Lo sgretolamento di ciò che non corrisponde al Vangelo di Gesù Cristo, espressione sovversiva di vita e libertà, predispone ad una nuova modalità di ascolto da parte della Chiesa in ordine alla recezione e all’accoglienza delle differenti istanze critiche volte a favorire l’autocritica che salva. A volte la voce scomoda di coloro che la Chiesa teme o allontana realizza una riserva inedita nella prospettiva del suo cammino di auto-evangelizzazione: le relazioni con queste persone infatti sono improntate allo stile accogliente e misericordioso tipico della rivelazione cristiana oppure si ispirano ad un “Vangelo diverso” (Gal 1, 8)?
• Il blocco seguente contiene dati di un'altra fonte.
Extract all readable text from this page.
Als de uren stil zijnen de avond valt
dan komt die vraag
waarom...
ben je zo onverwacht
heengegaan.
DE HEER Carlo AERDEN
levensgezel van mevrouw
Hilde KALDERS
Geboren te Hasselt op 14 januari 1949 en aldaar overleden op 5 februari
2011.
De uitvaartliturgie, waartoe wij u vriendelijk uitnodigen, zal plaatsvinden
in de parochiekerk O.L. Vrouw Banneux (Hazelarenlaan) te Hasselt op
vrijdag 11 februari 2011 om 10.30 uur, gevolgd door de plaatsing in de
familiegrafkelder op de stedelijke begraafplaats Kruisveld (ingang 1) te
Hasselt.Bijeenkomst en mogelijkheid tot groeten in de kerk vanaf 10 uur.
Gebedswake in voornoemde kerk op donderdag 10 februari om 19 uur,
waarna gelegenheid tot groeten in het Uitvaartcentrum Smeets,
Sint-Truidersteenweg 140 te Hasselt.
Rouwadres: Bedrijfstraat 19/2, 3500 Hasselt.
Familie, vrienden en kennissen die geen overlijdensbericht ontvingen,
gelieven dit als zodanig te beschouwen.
Bisogna riconoscere con realismo la presenza di una profezia esterna al recinto ecclesiale che, con la carica propria delle marginalità esistenziali, provoca al suo interno un rovesciamento salvifico ed è fondata su quella che J.B. Metz chiamava l’autorità dei deboli: «Cosa accadrebbe allora se gli uomini potessero costruire la loro felicità solo sulle basi di un oblio delle vittime, privo di compassione, ossia su una cultura dell'amnesia nella quale, tutt’al più, il tempo deve guarire ogni ferita? Nell’autorità debole di chi soffre è ancorata quella responsabilità ineludibile dell’io che, dal punto di vista cristiano, si chiama “coscienza”, e ciò che chiamiamo “voce” di questa coscienza è la nostra reazione all’irruzione del volto estraneo di coloro che soffrono».

Se la Chiesa si lasciasse commuovere dall’autorità debole di tante minoranze, dei nuovi poveri o delle persone emarginate e discriminate, attraverso un ascolto empatico di coloro che — cercando scampoli di Vangelo — la spingono sui crinali della sincerità e della vulnerabilità, godrà di una posizione meno certa e stabile, ma vivrà l’ebrezza dello Spirito: «Il vento soffia dove vuole e ne senti la voce, ma non sai da dove viene e dove va: così è di chiunque è nato dallo Spirito» (Gv 3, 8). La libertà dello Spirito è paragonata all’imprevedibilità del vento, all’incapacità umana — e quindi anche ecclesiale — di poterlo continuamente gestire e manovrare. Occorre lasciarsi condurre dal Vangelo senza manipolarlo.